# fnder

Differentiate function

## Syntax

```fprime = fnder(f,dorder) fnder(f) ```

## Description

`fprime = fnder(f,dorder) ` is the description of the `dorder`th derivative of the function whose description is contained in `f`. The default value of `dorder` is 1. For negative `dorder`, the particular |`dorder`|th indefinite integral is returned that vanishes |`dorder`|-fold at the left endpoint of the basic interval.

The output is of the same form as the input, i.e., they are both ppforms or both B-forms or both stforms. `fnder` does not work for rational splines; for them, use `fntlr` instead. `fnder` works for stforms only in a limited way: if the type is `tp00`, then `dorder` can be `[1,0]` or `[0,1]`.
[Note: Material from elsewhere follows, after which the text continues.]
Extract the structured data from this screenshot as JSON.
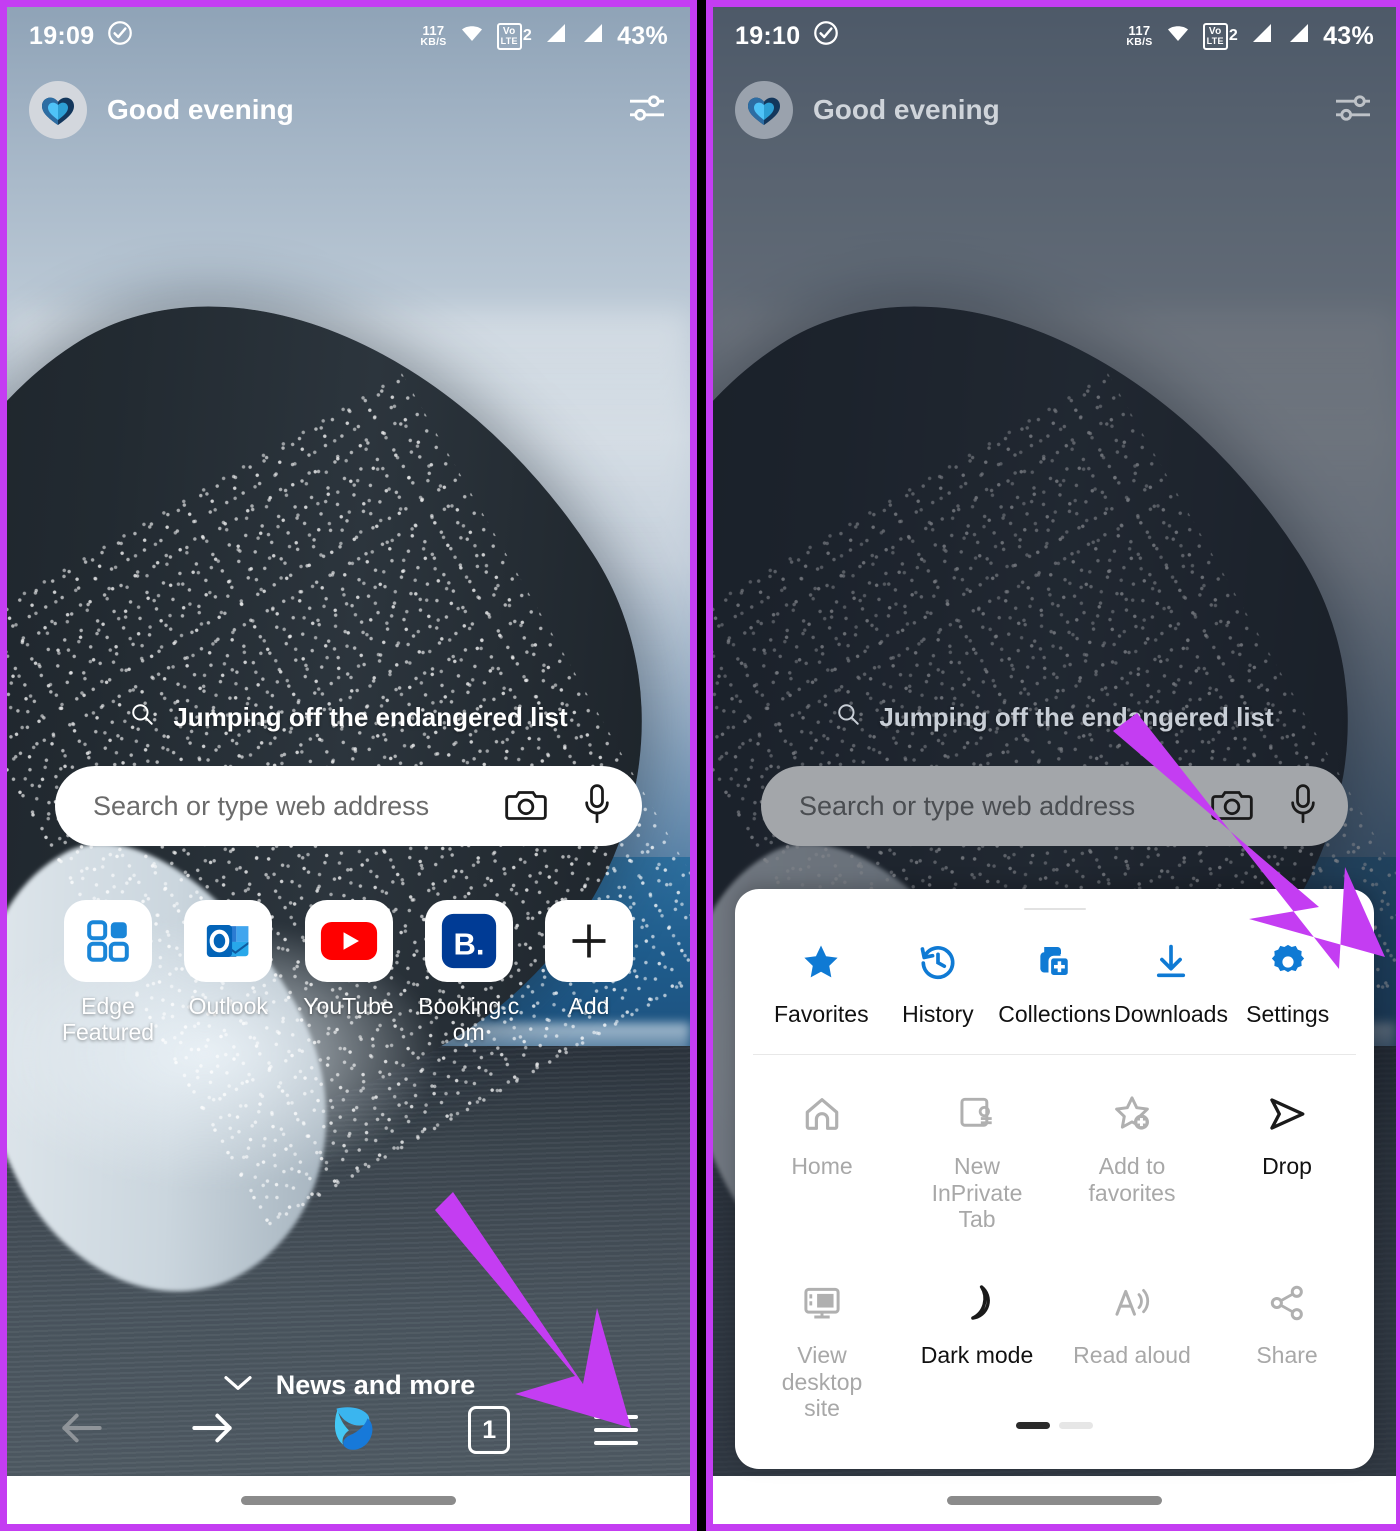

`fnder(f) ` is the same as `fnder(f,1)`.

If the function in `f` is multivariate, say m-variate, then `dorder` must be given, and must be of length m.

## Examples

If `f` is in ppform, or in B-form with its last knot of sufficiently high multiplicity, then, up to rounding errors, `f` and `fnder(fnint(f))` are the same.

If `f` is in ppform and `fa` is the value of the function in `f` at the left end of its basic interval, then, up to rounding errors, `f` and `fnint(fnder(f),fa)` are the same, unless the function described by `f` has jump discontinuities.

If `f` contains the B-form of f, and t1 is its leftmost knot, then, up to rounding errors, `fnint(fnder(f))` contains the B-form of ff(t1). However, its leftmost knot will have lost one multiplicity (if it had multiplicity > 1 to begin with). Also, its rightmost knot will have full multiplicity even if the rightmost knot for the B-form of f in `f` doesn't.

Here is an illustration of this last fact. The spline in ```sp = spmak([0 0 1], 1)``` is, on its basic interval [`0`..`1`], the straight line that is 1 at 0 and 0 at 1. Now integrate its derivative: ```spdi = fnint(fnder(sp))```. As you can check, the spline in `spdi` has the same basic interval, but, on that interval, it agrees with the straight line that is 0 at 0 and –1 at 1.

See the examples “Intro to B-form” and “Intro to ppform” for examples.

## Algorithms

For differentiation of either polynomial form, the derivatives are found in the piecewise-polynomial sense. This means that, in effect, each polynomial piece is differentiated separately, and jump discontinuities between polynomial pieces are ignored during differentiation.

For the B-form, the formulas [PGS; (X.10)] for differentiation are used.

For the stform, differentiation relies on knowing a formula for the relevant derivative of the basis function of the particular type.